Chicago Fed President Evans stated that the jobs market has been strong for some time and the data will not change Chair Powell’s stance on monetary policy. He added that he expected the Fed Funds rate to be 1.75-2.00% at the end of the year which would take rates close to neutral.

The slide in equities and US yields triggered renewed support for the yen and the dollar dipped to around 114.70 at the European close.

Risk appetite deteriorated again in Asia on Monday with a slide in regional equities and a renewed decline in US yields. Defensive yen demand was stifled slightly by the impact of escalating oil prices on the Japanese economy. The dollar traded close to 115.0 against the yen with the Euro just above 125.0 after a dip below this level.

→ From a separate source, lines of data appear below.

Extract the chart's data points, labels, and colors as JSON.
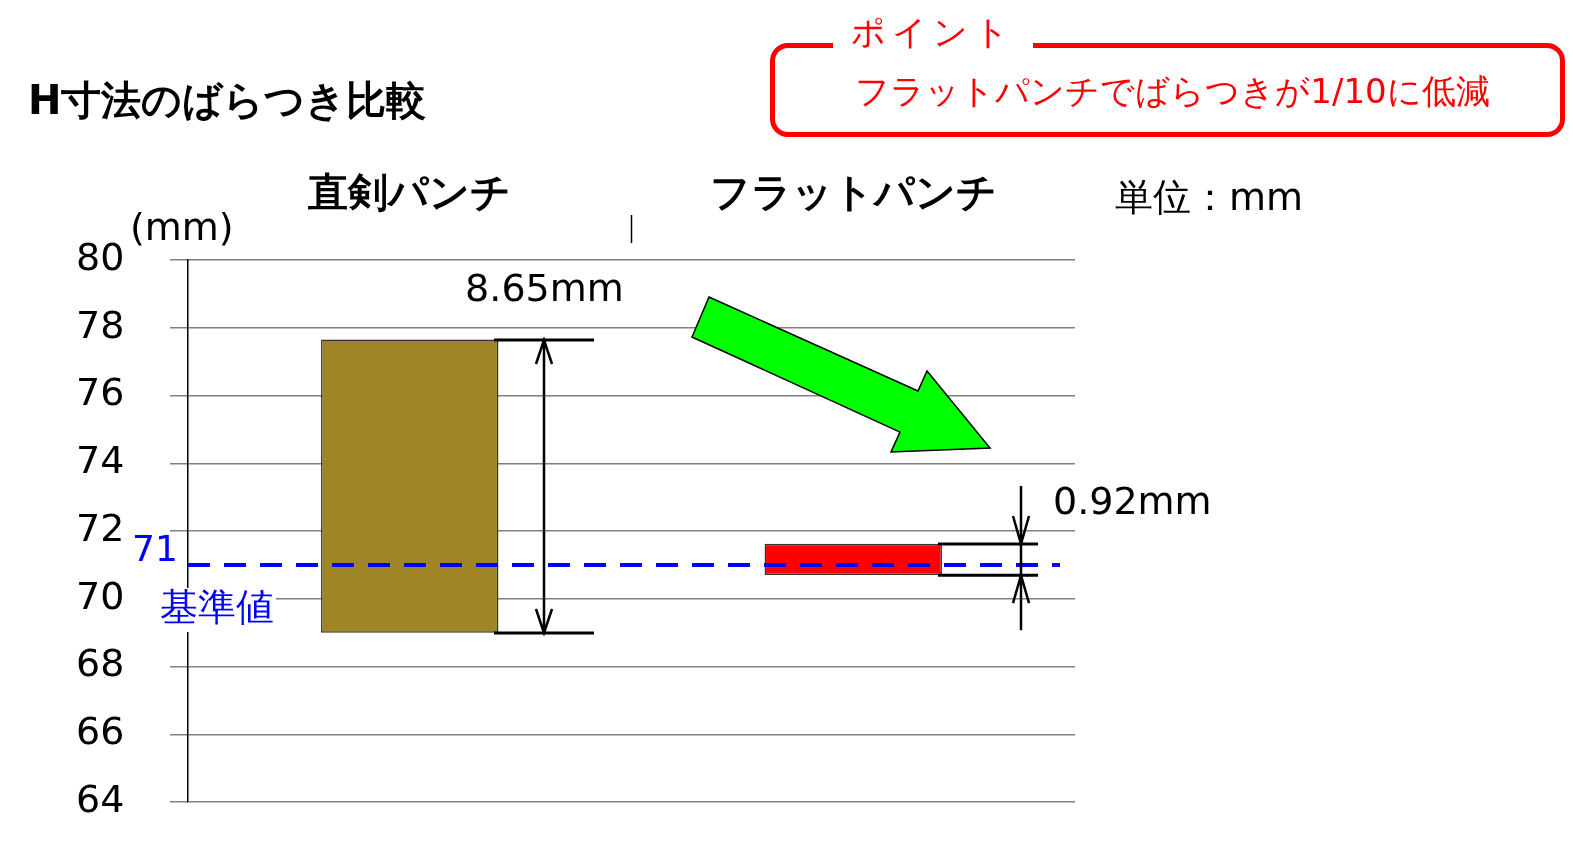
{
  "chart_data": {
    "type": "bar",
    "title": "H寸法のばらつき比較",
    "ylabel": "(mm)",
    "categories": [
      "直剣パンチ",
      "フラットパンチ"
    ],
    "values": [
      8.65,
      0.92
    ],
    "base": [
      69.0,
      70.7
    ],
    "colors": [
      "#a08527",
      "#ff0000"
    ],
    "value_labels": [
      "8.65mm",
      "0.92mm"
    ],
    "ylim": [
      64,
      80
    ],
    "yticks": [
      64,
      66,
      68,
      70,
      72,
      74,
      76,
      78,
      80
    ],
    "grid": "y",
    "legend": false,
    "ref_lines": [
      {
        "axis": "y",
        "value": 71,
        "label": "基準値",
        "color": "#0000ff",
        "line_style": "dashed"
      }
    ],
    "annotations": [
      "単位：mm",
      "ポイント",
      "フラットパンチでばらつきが1/10に低減",
      "71"
    ]
  }
}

The UK construction PMI index strengthened to an 8-month high of 59.1 for February from 56.3 the previous month and above consensus forecasts of 57.3. There was strong growth in the residential sector while new orders increased at a faster rate on the month. There was, however, a significant dip in confidence with notable concerns over the impact of inflation and cost pressures, even though the rate of prices increases retreated to an 11-month low.

The data failed to underpin Sterling with global risk trends dominating. The FTSE 100 index was subjected to further sustained selling which undermined the Pound and the UK currency dipped to lows near 1.3200 against the dollar as the wider slide in global risk appetite had an important impact in sapping overall currency support. The Euro fared even worse and dipped to fresh 5-year lows near 0.8230 before a slight recovery.

There will be further unease over the impact of a surge in energy prices on the economy. Risk Appetite dipped sharply again in Asia on Monday, but the Pound did find some support at 2-month lows below 1.3200 and settled just above this level in Europe with the Euro sliding to fresh 5-year lows close to 0.8200 before a slight recovery.




The Swiss franc continued to secure strong defensive support on Friday as fears over the Ukraine crisis continued to escalate. The Euro declined sharply to fresh 5-year lows just above parity against the franc while the dollar was unable to make any headway and settled around 0.9170.

The Swiss currency secured further defensive support on Monday with the Euro sliding below parity for the first time in over seven years as overall risk conditions deteriorated. The pair traded just above this level in early Europe with the dollar just above the 0.9200 level with markets monitoring National Bank actions.